Un classement sans grande signification
En matière de « dérives mafieuses » – ce concept désormais agité au moindre vol de poulet (le volatile) – le classement d’Anticor ne vaut pas grand-chose : sont comptabilisés tous les délits commis individuellement, sans distinction. Qu’on me pardonne, mais 934 atteintes à la probité dans un pays de 68 millions d’habitants, c’est plutôt misérable. En 2023, ce nombre était de 863. Le vice devient presque de la vertu… Mais puisqu’on parle de la Corse, qui caracole en tête de ce palmarès, le ridicule n’est plus très loin : « Plus de 6,3 infractions pour 100 000 habitants chaque année entre 2016 et 2024, soit près de six fois la moyenne nationale », cocoricote Anticor. Autrement dit, chaque année, la Corse enregistre une vingtaine d’infractions à la probité. Et c’est sur cette base qu’Anticor prétend démontrer l’ancrage mafieux de l’île depuis des décennies. Mieux : « On voit tous les jours en Corse des atteintes à la probité. » Or, chez moi, il y a 365 jours dans une année. On est donc loin du délit quotidien. D’autant que ces atteintes vont du détournement commis par un comptable privé à un faux administratif. Il me semble que la dérive mafieuse est un sujet un peu plus sérieux que ça. Anticor, en l'occurrence, ne l'est pas. Elle ferait mieux de chercher les véritables crimes délictueux plutôt que de se délecter des fantasmes dès que des conneries sont écrites sur la Corse. Ce qui est vrai, en revanche, c’est que cette ambiance délétère, ce soupçon permanent aidé par une campagne de presse, pèse sur les entreprises, que les banques rechignent à financer. Pensez donc : de dangereux mafieux, ces Corses...

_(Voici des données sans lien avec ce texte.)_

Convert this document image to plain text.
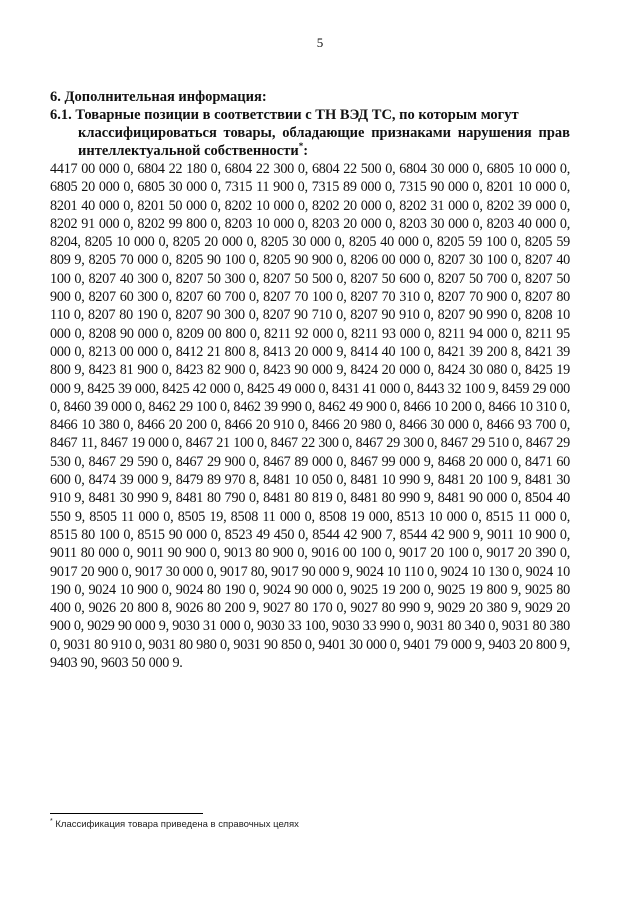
5

6. Дополнительная информация:

6.1. Товарные позиции в соответствии с ТН ВЭД ТС, по которым могут
классифицироваться товары, обладающие признаками нарушения прав интеллектуальной собственности*:

4417 00 000 0, 6804 22 180 0, 6804 22 300 0, 6804 22 500 0, 6804 30 000 0, 6805 10 000 0, 6805 20 000 0, 6805 30 000 0, 7315 11 900 0, 7315 89 000 0, 7315 90 000 0, 8201 10 000 0, 8201 40 000 0, 8201 50 000 0, 8202 10 000 0, 8202 20 000 0, 8202 31 000 0, 8202 39 000 0, 8202 91 000 0, 8202 99 800 0, 8203 10 000 0, 8203 20 000 0, 8203 30 000 0, 8203 40 000 0, 8204, 8205 10 000 0, 8205 20 000 0, 8205 30 000 0, 8205 40 000 0, 8205 59 100 0, 8205 59 809 9, 8205 70 000 0, 8205 90 100 0, 8205 90 900 0, 8206 00 000 0, 8207 30 100 0, 8207 40 100 0, 8207 40 300 0, 8207 50 300 0, 8207 50 500 0, 8207 50 600 0, 8207 50 700 0, 8207 50 900 0, 8207 60 300 0, 8207 60 700 0, 8207 70 100 0, 8207 70 310 0, 8207 70 900 0, 8207 80 110 0, 8207 80 190 0, 8207 90 300 0, 8207 90 710 0, 8207 90 910 0, 8207 90 990 0, 8208 10 000 0, 8208 90 000 0, 8209 00 800 0, 8211 92 000 0, 8211 93 000 0, 8211 94 000 0, 8211 95 000 0, 8213 00 000 0, 8412 21 800 8, 8413 20 000 9, 8414 40 100 0, 8421 39 200 8, 8421 39 800 9, 8423 81 900 0, 8423 82 900 0, 8423 90 000 9, 8424 20 000 0, 8424 30 080 0, 8425 19 000 9, 8425 39 000, 8425 42 000 0, 8425 49 000 0, 8431 41 000 0, 8443 32 100 9, 8459 29 000 0, 8460 39 000 0, 8462 29 100 0, 8462 39 990 0, 8462 49 900 0, 8466 10 200 0, 8466 10 310 0, 8466 10 380 0, 8466 20 200 0, 8466 20 910 0, 8466 20 980 0, 8466 30 000 0, 8466 93 700 0, 8467 11, 8467 19 000 0, 8467 21 100 0, 8467 22 300 0, 8467 29 300 0, 8467 29 510 0, 8467 29 530 0, 8467 29 590 0, 8467 29 900 0, 8467 89 000 0, 8467 99 000 9, 8468 20 000 0, 8471 60 600 0, 8474 39 000 9, 8479 89 970 8, 8481 10 050 0, 8481 10 990 9, 8481 20 100 9, 8481 30 910 9, 8481 30 990 9, 8481 80 790 0, 8481 80 819 0, 8481 80 990 9, 8481 90 000 0, 8504 40 550 9, 8505 11 000 0, 8505 19, 8508 11 000 0, 8508 19 000, 8513 10 000 0, 8515 11 000 0, 8515 80 100 0, 8515 90 000 0, 8523 49 450 0, 8544 42 900 7, 8544 42 900 9, 9011 10 900 0, 9011 80 000 0, 9011 90 900 0, 9013 80 900 0, 9016 00 100 0, 9017 20 100 0, 9017 20 390 0, 9017 20 900 0, 9017 30 000 0, 9017 80, 9017 90 000 9, 9024 10 110 0, 9024 10 130 0, 9024 10 190 0, 9024 10 900 0, 9024 80 190 0, 9024 90 000 0, 9025 19 200 0, 9025 19 800 9, 9025 80 400 0, 9026 20 800 8, 9026 80 200 9, 9027 80 170 0, 9027 80 990 9, 9029 20 380 9, 9029 20 900 0, 9029 90 000 9, 9030 31 000 0, 9030 33 100, 9030 33 990 0, 9031 80 340 0, 9031 80 380 0, 9031 80 910 0, 9031 80 980 0, 9031 90 850 0, 9401 30 000 0, 9401 79 000 9, 9403 20 800 9, 9403 90, 9603 50 000 9.

* Классификация товара приведена в справочных целях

D’excellents résultats des sections de recherches et des magistrats
Pendant ce temps, enquêteurs et magistrats travaillent sur du sérieux. Les jugements déjà prononcés, et ceux à venir, ont à peu près pacifié la région allant de Cargèse à Sartène sans pourtant aller jusqu’au fond de la mouvance criminelle. Cette répression systématique est le fruit d’une stratégie payante : éliminer les bandes une par une, et les attaquer par leur point faible : les délits correctionnalisables. Concernant les affaires relevant des assises, les résultats sont plus aléatoires. Certains procès sont délocalisés pour éviter toute pression sur les jurés ou les magistrats. Il reste désormais à s’attaquer : aux grosses bandes du centre de la Corse (trois sont identifiées), puis à l’effroyable désordre de la plaine orientale, où se mélangent les ruines d’une clandestinité finissante et des bandes opportunistes, éphémères.

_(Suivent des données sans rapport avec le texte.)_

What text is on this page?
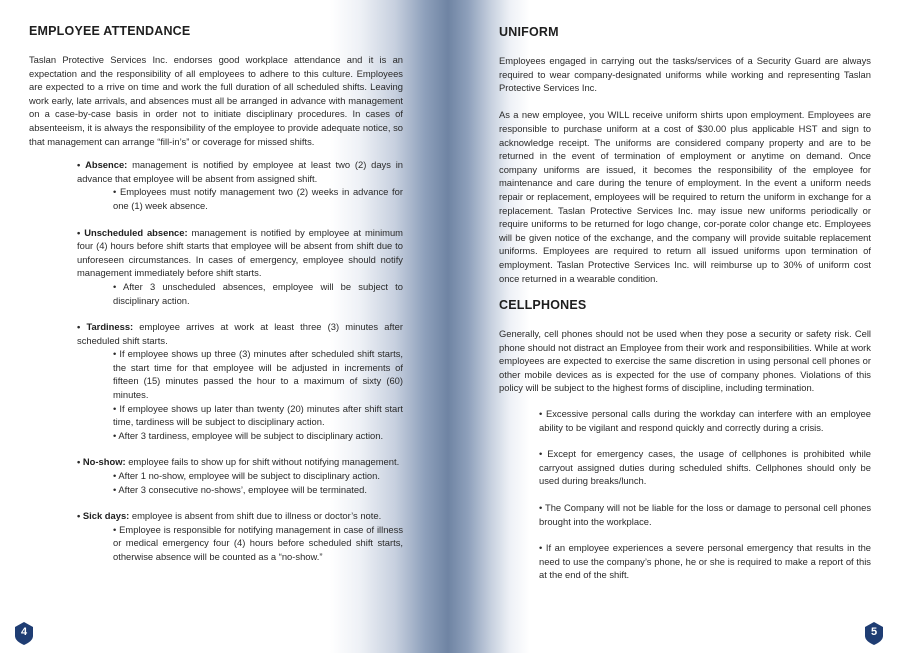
EMPLOYEE ATTENDANCE

Taslan Protective Services Inc. endorses good workplace attendance and it is an expectation and the responsibility of all employees to adhere to this culture. Employees are expected to a rrive on time and work the full duration of all scheduled shifts. Leaving work early, late arrivals, and absences must all be arranged in advance with management on a case-by-case basis in order not to initiate disciplinary procedures. In cases of absenteeism, it is always the responsibility of the employee to provide adequate notice, so that management can arrange “fill-in’s” or coverage for missed shifts.

• Absence: management is notified by employee at least two (2) days in advance that employee will be absent from assigned shift.

• Employees must notify management two (2) weeks in advance for one (1) week absence.

• Unscheduled absence: management is notified by employee at minimum four (4) hours before shift starts that employee will be absent from shift due to unforeseen circumstances. In cases of emergency, employee should notify management immediately before shift starts.

• After 3 unscheduled absences, employee will be subject to disciplinary action.

• Tardiness: employee arrives at work at least three (3) minutes after scheduled shift starts.

• If employee shows up three (3) minutes after scheduled shift starts, the start time for that employee will be adjusted in increments of fifteen (15) minutes passed the hour to a maximum of sixty (60) minutes.

• If employee shows up later than twenty (20) minutes after shift start time, tardiness will be subject to disciplinary action.

• After 3 tardiness, employee will be subject to disciplinary action.

• No-show: employee fails to show up for shift without notifying management.

• After 1 no-show, employee will be subject to disciplinary action.

• After 3 consecutive no-shows’, employee will be terminated.

• Sick days: employee is absent from shift due to illness or doctor’s note.

• Employee is responsible for notifying management in case of illness or medical emergency four (4) hours before scheduled shift starts, otherwise absence will be counted as a “no-show.”

4
UNIFORM

Employees engaged in carrying out the tasks/services of a Security Guard are always required to wear company-designated uniforms while working and representing Taslan Protective Services Inc.

As a new employee, you WILL receive uniform shirts upon employment. Employees are responsible to purchase uniform at a cost of $30.00 plus applicable HST and sign to acknowledge receipt. The uniforms are considered company property and are to be returned in the event of termination of employment or anytime on demand. Once company uniforms are issued, it becomes the responsibility of the employee for maintenance and care during the tenure of employment. In the event a uniform needs repair or replacement, employees will be required to return the uniform in exchange for a replacement. Taslan Protective Services Inc. may issue new uniforms periodically or require uniforms to be returned for logo change, cor-porate color change etc. Employees will be given notice of the exchange, and the company will provide suitable replacement uniforms. Employees are required to return all issued uniforms upon termination of employment. Taslan Protective Services Inc. will reimburse up to 30% of uniform cost once returned in a wearable condition.

CELLPHONES

Generally, cell phones should not be used when they pose a security or safety risk. Cell phone should not distract an Employee from their work and responsibilities. While at work employees are expected to exercise the same discretion in using personal cell phones or other mobile devices as is expected for the use of company phones. Violations of this policy will be subject to the highest forms of discipline, including termination.

• Excessive personal calls during the workday can interfere with an employee ability to be vigilant and respond quickly and correctly during a crisis.

• Except for emergency cases, the usage of cellphones is prohibited while carryout assigned duties during scheduled shifts. Cellphones should only be used during breaks/lunch.

• The Company will not be liable for the loss or damage to personal cell phones brought into the workplace.

• If an employee experiences a severe personal emergency that results in the need to use the company’s phone, he or she is required to make a report of this at the end of the shift.

5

Mais l’idée d’un pôle antimafia qui semble s’éloigner
Le paradoxe corse, c’est que le nombre de malfaisants est faible. Mais pour les faire tomber, il faut accumuler les preuves, convaincre les témoins de parler, et surtout obtenir l’aval politique du ministère de l’Intérieur dès qu’on touche à la zone sensible des relations entre criminalité et élus. La véritable dérive mafieuse, s’il faut la chercher, se situe dans les marchés passés entre collectivités, État et entreprises. C’est dans la proximité trouble entre institutionnels et criminels que gît le danger. Pour l’heure, ce travail est timide, voire inexistant dans ses résultats. C’est pourtant le plus important. Et cela implique que les enquêteurs et les magistrats travaillent en dehors des contingences politiques et notamment du processus en discussion avec l’Élysée. Et le fameux pôle antimafia promis par Darmanin semble s’éloigner au vu des obstacles qui se dresse devant lui. À suivre donc.